Auch ich habe es sehr genossen, unter Menschen gewesen zu sein, die „Familie“ so sehen wie ich. Von den sehr interessanten Vorträgen und Gesprächen sind mir ein paar Dinge besonders im Gedächtnis geblieben:

Ein großartiger, warmherziger Gastgeber, Karl-Heinz van Lier, langjähriger Leiter der Konrad-Adenauer-Stiftung in Mainz, dem Familie schon seit vielen Jahrzehnten ein Herzensthema ist. Ich kann nur jedem das Buch, das er herausgegeben hat, ans Herz legen, ich habe es gekauft und schon ein wenig quer gelesen. Es vereinigt ganz viele verschiedene Blickwinkel auf Familie, u.a. herausragend für mich ist ein Artikel, den die ehemalige Familienministerin Kristina Schröder geschrieben hat über die „Grenzen der Vereinbarkeit von Karriere und Kindern“. Zur Erinnerung: Kristina Schröder war diejenige, die sich wohltuend vom Rest der letzten Familienministerinnen abgegrenzt hat, indem sie sich für ein Betreuungsgeld einsetzte und immer auf eine Wahlfreiheit von Eltern zwischen Selbst- und Fremdbetreuung gepocht hat.

Dass Herr van Lier auch noch einen ganz persönlichen Zugang zu dem Thema hat, hat er zu Beginn auf eine sehr berührende Art und Weise erklärt: Er ist in den ersten Jahren seines Lebens in einem Heim aufgewachsen und hat durch diese Zeit nach eigener Aussage einige Schädigungen davongetragen, vom Hospitalismus mit Kopfwackeln bis zu massiven Bindungsproblemen. Erst seine Pflegefamilie hat mit viel Liebe diese Schäden repariert.

Seither sei ihm – so seine bewegende Ansprache – bewusst, wie unersetzbar Zuwendung, Liebe und Zeit durch die Eltern für die gesunde Entwicklung von Kindern sind. Ebenso sei ihm bewusst, dass der Staat bzw. eine staatliche Betreuung niemals diese Liebe geben oder ersetzen könne.

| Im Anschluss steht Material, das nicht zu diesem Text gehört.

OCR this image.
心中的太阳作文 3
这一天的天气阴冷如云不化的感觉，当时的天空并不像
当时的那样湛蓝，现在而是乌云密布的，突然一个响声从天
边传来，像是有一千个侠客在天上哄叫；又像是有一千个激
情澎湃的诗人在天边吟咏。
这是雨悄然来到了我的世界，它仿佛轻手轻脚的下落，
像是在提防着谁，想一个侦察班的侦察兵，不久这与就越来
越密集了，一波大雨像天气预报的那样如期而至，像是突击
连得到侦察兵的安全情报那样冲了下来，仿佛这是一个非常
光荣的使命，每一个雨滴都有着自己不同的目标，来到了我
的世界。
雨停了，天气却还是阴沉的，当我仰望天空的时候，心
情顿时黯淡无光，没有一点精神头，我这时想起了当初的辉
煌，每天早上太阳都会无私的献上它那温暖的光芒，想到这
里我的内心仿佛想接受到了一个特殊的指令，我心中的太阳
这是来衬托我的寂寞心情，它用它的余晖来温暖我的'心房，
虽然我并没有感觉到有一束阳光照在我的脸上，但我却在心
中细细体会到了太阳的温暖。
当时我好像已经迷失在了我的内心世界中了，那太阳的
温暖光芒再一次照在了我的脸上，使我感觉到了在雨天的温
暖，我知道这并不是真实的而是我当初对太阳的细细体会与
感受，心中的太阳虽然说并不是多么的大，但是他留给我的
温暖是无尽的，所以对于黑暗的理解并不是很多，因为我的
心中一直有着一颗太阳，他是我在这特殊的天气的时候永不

Zwei Dinge, die mir noch aus seiner Rede im Gedächtnis geblieben sind:

Man muss sich immer vor Augen halten, so sagte er, wer das viele Geld für den Ausbau der Kitas und das „Gute-Kita-Gesetz“ von Frau Giffey, bereitstelle: Das sei der Finanzminister Olaf Scholz, derselbe, der vor einigen Jahren den Ausspruch getan hat:

„Die Regierung will mit dem Ausbau der Ganztagsbetreuung eine ‚kulturelle Revolution‘ erreichen. Wir wollen die Lufthoheit über die Kinderbetten erobern!“

Und die zweite Erzählung von Herrn van Lier: WissenschaftlerInnen wollten die Risiken der frühen Fremdbetreuung näher untersuchen, da es in Deutschland eine solch umfassende Studie bisher nicht gibt. Sie haben sich deshalb an die DFG (das ist die größte deutsche Forschungsgemeinschaft) gewandt. Ihr Antrag wurde von der DFG mit folgender Begründung abgelehnt: Dieses Thema wäre momentan nicht opportun!

Sagt das nicht alles aus?!

Neben Herrn van Lier wird mir vor allem Sylvia Pantel, eine Politikerin, die für Familienthemen im Bundestag sitzt, in Erinnerung bleiben. Sie hat eine sehr engagierte Rede „mit viel Herz“ gehalten, mit der sie mir – ähnlich wie Jenniffer – aus der Seele gesprochen hat. Was sie am meisten ärgerte, dass der politische Mainstream inzwischen die Meinung verbreite, dass auch „noch so engagierte Eltern eine professionelle Kita nicht ersetzen könnten“.

Ich befürchte, diese „Gehirnwäsche“ wirkt leider schon ganz gut bei einigen Eltern. Und sie sagte ebenso:

„Sie sehen das doch an mir. Ich habe mir die Zeit genommen und habe meine fünf Kinder selbst großgezogen. Und aus mir ist danach beruflich auch noch etwas geworden.“

In der „Rushour des Lebens“ wollten Eltern heute alles auf einmal und gleichzeitig: Kinder, Beruf, Karriere.

Warum ist es nicht möglich, das zeitlich nacheinander zu machen, vor allem vor dem Hintergrund, dass wir alle immer älter werden und uns noch so viel Zeit „danach“ im Beruf verbleibt? fragte sie sich und uns. Eine sehr wichtige Frage, wie ich finde. Zumal es vielen Familien ja auch nicht so gut bekommt, alles auf einmal zu machen – steigende Erschöpfungserkrankungen sprechen da eine deutliche Sprache.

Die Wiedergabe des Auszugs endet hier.